Article by CRMG
Just think for a minute… What would happen if all of your critical systems were suddenly taken offline?
What impact would this have on your business both internally and externally? Would you know how to respond to such an attack, and would you have the protocols and processes in place to ensure that your organisation could continue functioning as normal?
System availability attacks can paralyse a business in an instant, but the threat is not just from cyber criminals looking to exploit your weaknesses (or, as we increasingly see, nation-states targeting the critical infrastructure or information assets of their rivals). Availability incidents can just as easily happen accidentally as a result of human error. Regardless, the impact on the business is severe.
But what do we actually mean by a system availability attack/incident?
Defining system availability attacks:
A system availability attack is anything that impedes your business from having access to the information systems and processes that are required to operate normally.
In most cases, an attack will result in entire systems being taken offline but in rare circumstances can affect a particular information asset that stops a business from functioning. For example, an online retail organisation might find that it can no longer access its pricing schedules and formulae.
Hard-hitting – the impact of a system availability attack:
The pain felt from a system availability attack can vary significantly and can be anything from a few hours of inconvenience while the business recovers to days, weeks or even months of disruption depending on the type of attack the organisation has been subject to.
With systems down, organisations can no longer operate and communicate internally and for those that are customer-facing, can prevent them from providing the products, solutions and services that allow them to generate revenues. In the most extreme cases, this can put a company out of business.
The impact can continue long after systems are back online. Take a ransomware attack, for example. Even if the organisation pays the ransom, it can take weeks to recover data and get up and running again – the reputation damage caused during this time can be just as great as the financial impact suffered.
The types of attack that can take systems offline:
Distributed Denial of Service (DDoS) has historically been the most common availability-related threat, but ransomware is increasingly prevalent. While many consider ransomware to be an advanced cyber threat, it ultimately takes systems offline and makes vital information unavailable.
Understanding the risk of systems being taken offline accidentally:
Human error should be considered a cyber threat, and it is one of the most common causes of availability incidents for small, medium and enterprise-level organisations. User error is wide-reaching and can relate to either back-end administration or the regular business use of a system.
It is most likely to occur when the use of privileged user accounts is widespread and/or poorly controlled, and when systems require significant manual inputs or processing steps such as spreadsheet imports. While there is often no malicious intent, user error resulting in a system availability incident is just as harmful to an organisation as a well-planned cyber attack.

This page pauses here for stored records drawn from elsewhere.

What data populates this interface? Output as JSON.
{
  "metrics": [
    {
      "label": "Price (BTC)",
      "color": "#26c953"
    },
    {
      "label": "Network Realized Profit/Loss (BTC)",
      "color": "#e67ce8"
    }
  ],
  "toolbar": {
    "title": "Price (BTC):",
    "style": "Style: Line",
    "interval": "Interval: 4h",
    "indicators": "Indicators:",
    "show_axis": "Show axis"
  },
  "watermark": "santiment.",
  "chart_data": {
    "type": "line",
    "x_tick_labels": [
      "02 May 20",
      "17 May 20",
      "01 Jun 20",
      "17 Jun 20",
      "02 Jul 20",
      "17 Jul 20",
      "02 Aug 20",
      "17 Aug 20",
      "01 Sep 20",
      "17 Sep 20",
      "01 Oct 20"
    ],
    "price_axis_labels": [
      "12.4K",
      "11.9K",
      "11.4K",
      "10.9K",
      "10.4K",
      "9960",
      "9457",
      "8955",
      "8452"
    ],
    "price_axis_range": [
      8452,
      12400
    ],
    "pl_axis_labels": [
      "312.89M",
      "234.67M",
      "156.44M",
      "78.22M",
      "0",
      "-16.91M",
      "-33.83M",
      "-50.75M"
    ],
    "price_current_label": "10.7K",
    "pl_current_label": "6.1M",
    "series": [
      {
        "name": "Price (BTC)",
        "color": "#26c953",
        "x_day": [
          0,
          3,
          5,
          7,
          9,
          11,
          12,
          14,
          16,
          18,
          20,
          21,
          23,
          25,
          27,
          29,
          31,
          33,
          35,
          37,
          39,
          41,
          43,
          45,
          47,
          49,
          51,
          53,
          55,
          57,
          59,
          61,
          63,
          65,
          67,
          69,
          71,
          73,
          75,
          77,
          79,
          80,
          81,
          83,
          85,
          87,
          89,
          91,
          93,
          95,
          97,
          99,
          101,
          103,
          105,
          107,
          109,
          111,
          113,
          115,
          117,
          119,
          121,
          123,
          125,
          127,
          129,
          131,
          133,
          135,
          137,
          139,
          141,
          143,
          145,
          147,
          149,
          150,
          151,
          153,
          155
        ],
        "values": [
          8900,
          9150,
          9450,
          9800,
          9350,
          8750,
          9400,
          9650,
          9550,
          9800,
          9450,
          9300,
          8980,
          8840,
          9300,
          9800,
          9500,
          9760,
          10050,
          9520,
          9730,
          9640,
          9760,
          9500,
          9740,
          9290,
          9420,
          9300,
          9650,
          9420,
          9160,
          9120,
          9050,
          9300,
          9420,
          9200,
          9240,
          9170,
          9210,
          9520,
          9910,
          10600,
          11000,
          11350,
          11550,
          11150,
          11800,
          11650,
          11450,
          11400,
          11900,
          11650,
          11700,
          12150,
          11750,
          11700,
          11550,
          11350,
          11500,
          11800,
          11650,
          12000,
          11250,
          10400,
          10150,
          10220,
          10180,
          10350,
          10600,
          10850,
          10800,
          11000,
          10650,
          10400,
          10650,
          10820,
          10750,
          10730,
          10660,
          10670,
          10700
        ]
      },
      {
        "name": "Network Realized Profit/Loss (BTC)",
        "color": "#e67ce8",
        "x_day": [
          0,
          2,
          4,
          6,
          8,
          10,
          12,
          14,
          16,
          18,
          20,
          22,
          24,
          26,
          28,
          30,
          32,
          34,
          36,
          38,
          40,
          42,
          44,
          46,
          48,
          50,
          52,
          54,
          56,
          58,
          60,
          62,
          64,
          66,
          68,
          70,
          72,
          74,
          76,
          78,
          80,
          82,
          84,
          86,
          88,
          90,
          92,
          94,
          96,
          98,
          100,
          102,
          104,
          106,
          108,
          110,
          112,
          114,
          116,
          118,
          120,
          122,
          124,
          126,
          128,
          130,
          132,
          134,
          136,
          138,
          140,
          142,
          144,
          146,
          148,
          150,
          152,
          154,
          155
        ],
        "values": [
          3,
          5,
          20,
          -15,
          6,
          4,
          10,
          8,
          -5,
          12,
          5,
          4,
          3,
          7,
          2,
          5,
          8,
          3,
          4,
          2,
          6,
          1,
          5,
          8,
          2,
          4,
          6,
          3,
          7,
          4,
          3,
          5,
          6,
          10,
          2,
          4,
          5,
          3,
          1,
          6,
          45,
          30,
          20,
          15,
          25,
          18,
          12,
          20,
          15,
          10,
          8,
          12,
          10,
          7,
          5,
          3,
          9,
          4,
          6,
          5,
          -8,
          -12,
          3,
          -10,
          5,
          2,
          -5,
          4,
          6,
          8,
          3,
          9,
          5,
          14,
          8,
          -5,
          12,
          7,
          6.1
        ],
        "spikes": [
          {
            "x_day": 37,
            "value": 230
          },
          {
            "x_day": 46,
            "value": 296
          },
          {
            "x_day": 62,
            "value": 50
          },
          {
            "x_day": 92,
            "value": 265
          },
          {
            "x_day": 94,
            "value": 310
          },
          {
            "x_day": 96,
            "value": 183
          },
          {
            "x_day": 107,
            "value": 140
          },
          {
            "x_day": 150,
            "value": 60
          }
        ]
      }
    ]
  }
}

How to respond to a system availability attack:
How the organisation responds to its systems going offline is key to limiting the damage caused to the business. Access to specialist internal skills or external expertise that knows exactly what processes and activities should kick in is crucial to survival.
Make sure you know what, when, how and who. This should be set out in an all-encompassing Cyber Security Policy with buy-in from the top down and all employees trained to be cyber security aware.
The biggest mistakes we see businesses make:
Failing to plan is planning to fail, and this is the biggest mistake the vast majority of organisations make when it comes to system availability incidents. We often see insufficient capacity planning as well as inadequate system/security testing to identify potential loopholes before an incident occurs.
It’s also common for organisations to not patch quickly when updates become available and for them to have weak internal policies and processes in place which often leads to “headless chickens” syndrome when something does occur.
How to be more resilient to system availability incidents:
Having an effective plan and policy in place is the only way to improve resilience. In technical terms, this should focus on sufficient system capacity, security testing, frequent patching and strong cyber defences that are well-configured and with well-maintained firewalls.
The organisation needs to have in place a mechanism that enables staff to report even the mildest signs that the business might be under attack – this requires regular staff training.
Should systems go down, it’s vital for the organisation to have separate, up-to-date backups that have been tested. This, combined with a comprehensive business continuity plan so that everyone in the organisation knows what to do when an incident occurs, can significantly improve resilience, response and recovery.